In a letter to the Foreign Secretary, John and 44 other MPs and peers warned that the Government’s existing suite of sanctions sends “the wrong signal” to those involved in corruption because it fails to mirror so-called Magnitsky laws introduced in the US and Canada.

The parliamentarians want ministers to introduce legislation aimed at preventing the UK from “becoming a magnet for individuals engaged in corruption”. The intervention comes after Mr Raab said that Magnitsky clauses in the Sanctions Act would allow UK authorities to target human rights abusers in a coordinated move along with the US and Canada. The move was first announced by Theresa May in the wake of the Salisbury attack, and insiders have said the powers are likely to be used to sanction citizens of Russia, Libya and North Korea.

The US and Canada have both introduced visa bans and asset freezes under specific schemes drawn up in the name of Sergei Magnitsky, a Russian lawyer who died in a Moscow prison while investigating an alleged tax fraud involving state officials.

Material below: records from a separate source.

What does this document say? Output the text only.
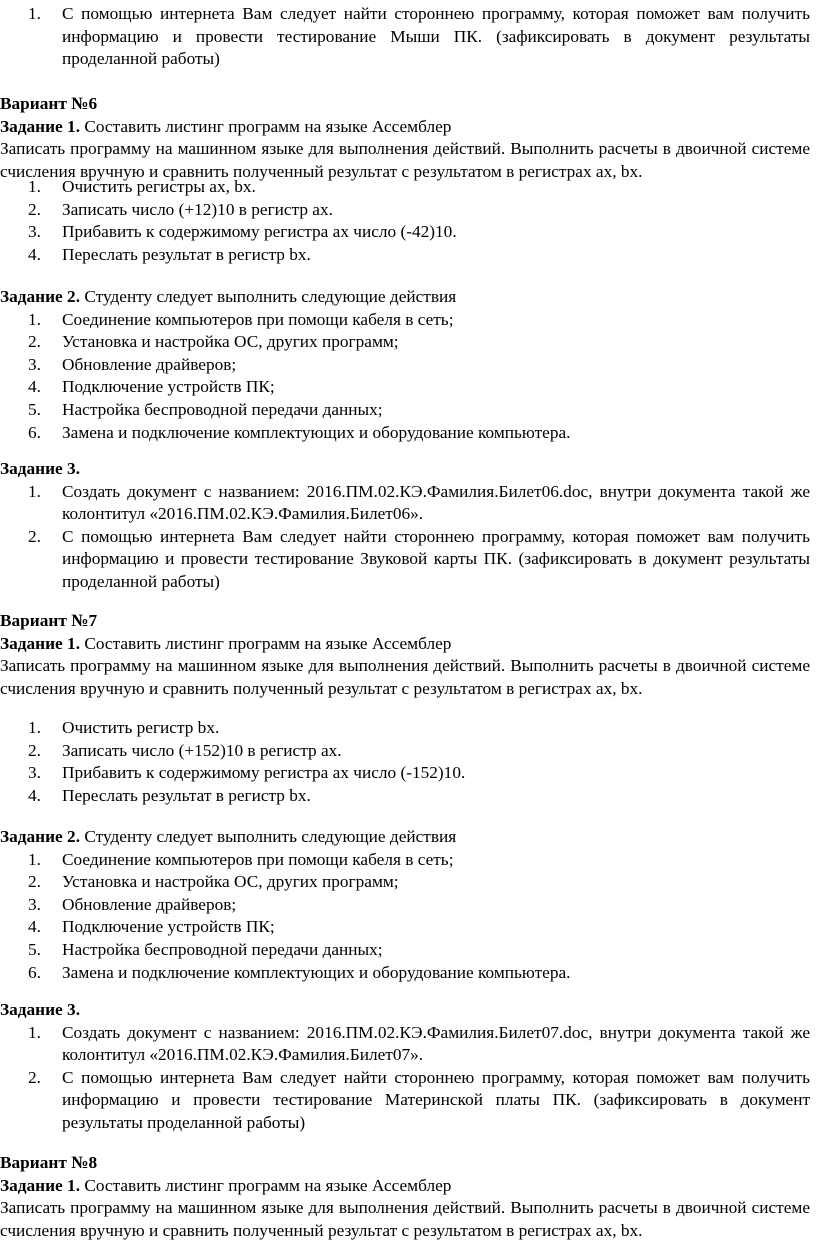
1. С помощью интернета Вам следует найти стороннею программу, которая поможет вам получить информацию и провести тестирование Мыши ПК. (зафиксировать в документ результаты проделанной работы)

Вариант №6

Задание 1. Составить листинг программ на языке Ассемблер

Записать программу на машинном языке для выполнения действий. Выполнить расчеты в двоичной системе счисления вручную и сравнить полученный результат с результатом в регистрах ах, bх.

1. Очистить регистры ах, bх.
2. Записать число (+12)10 в регистр ах.
3. Прибавить к содержимому регистра ах число (-42)10.
4. Переслать результат в регистр bх.

Задание 2. Студенту следует выполнить следующие действия

1. Соединение компьютеров при помощи кабеля в сеть;
2. Установка и настройка ОС, других программ;
3. Обновление драйверов;
4. Подключение устройств ПК;
5. Настройка беспроводной передачи данных;
6. Замена и подключение комплектующих и оборудование компьютера.

Задание 3.

1. Создать документ с названием: 2016.ПМ.02.КЭ.Фамилия.Билет06.doc, внутри документа такой же колонтитул «2016.ПМ.02.КЭ.Фамилия.Билет06».
2. С помощью интернета Вам следует найти стороннею программу, которая поможет вам получить информацию и провести тестирование Звуковой карты ПК. (зафиксировать в документ результаты проделанной работы)

Вариант №7

Задание 1. Составить листинг программ на языке Ассемблер

Записать программу на машинном языке для выполнения действий. Выполнить расчеты в двоичной системе счисления вручную и сравнить полученный результат с результатом в регистрах ах, bх.

1. Очистить регистр bх.
2. Записать число (+152)10 в регистр ах.
3. Прибавить к содержимому регистра ах число (-152)10.
4. Переслать результат в регистр bх.

Задание 2. Студенту следует выполнить следующие действия

1. Соединение компьютеров при помощи кабеля в сеть;
2. Установка и настройка ОС, других программ;
3. Обновление драйверов;
4. Подключение устройств ПК;
5. Настройка беспроводной передачи данных;
6. Замена и подключение комплектующих и оборудование компьютера.

Задание 3.

1. Создать документ с названием: 2016.ПМ.02.КЭ.Фамилия.Билет07.doc, внутри документа такой же колонтитул «2016.ПМ.02.КЭ.Фамилия.Билет07».
2. С помощью интернета Вам следует найти стороннею программу, которая поможет вам получить информацию и провести тестирование Материнской платы ПК. (зафиксировать в документ результаты проделанной работы)

Вариант №8

Задание 1. Составить листинг программ на языке Ассемблер

Записать программу на машинном языке для выполнения действий. Выполнить расчеты в двоичной системе счисления вручную и сравнить полученный результат с результатом в регистрах ах, bх.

But the peers and MPs, led by Lord Alton, a former Liberal Democrat chief whip, state that the version introduced as part of the UK’s post-Brexit sanctions regime fails to cover corrupt individuals who prop up the human rights abusers that it does target. The group includes Baroness Butler-Sloss, the former High Court judge, John Penrose, Boris Johnson’s corruption champion, and Lord Williams of Oystermouth, the former Archbishop of Canterbury. It is also signed by Andrew Mitchell, Bob Seely, and Andrew Selous, the Conservative MPs. Bill Browder, a financier on whose behalf Magnitsky was working in Russia, and who has since led a global campaign for sanctions in his name, said: “It is particularly important for the UK to sanction kleptocrats because so many of them keep homes and investments here”

Mr Penrose added: “We need to hit them where it hurts – in the wallet – so they can’t do business or live off their ill-gotten gains in the UK.”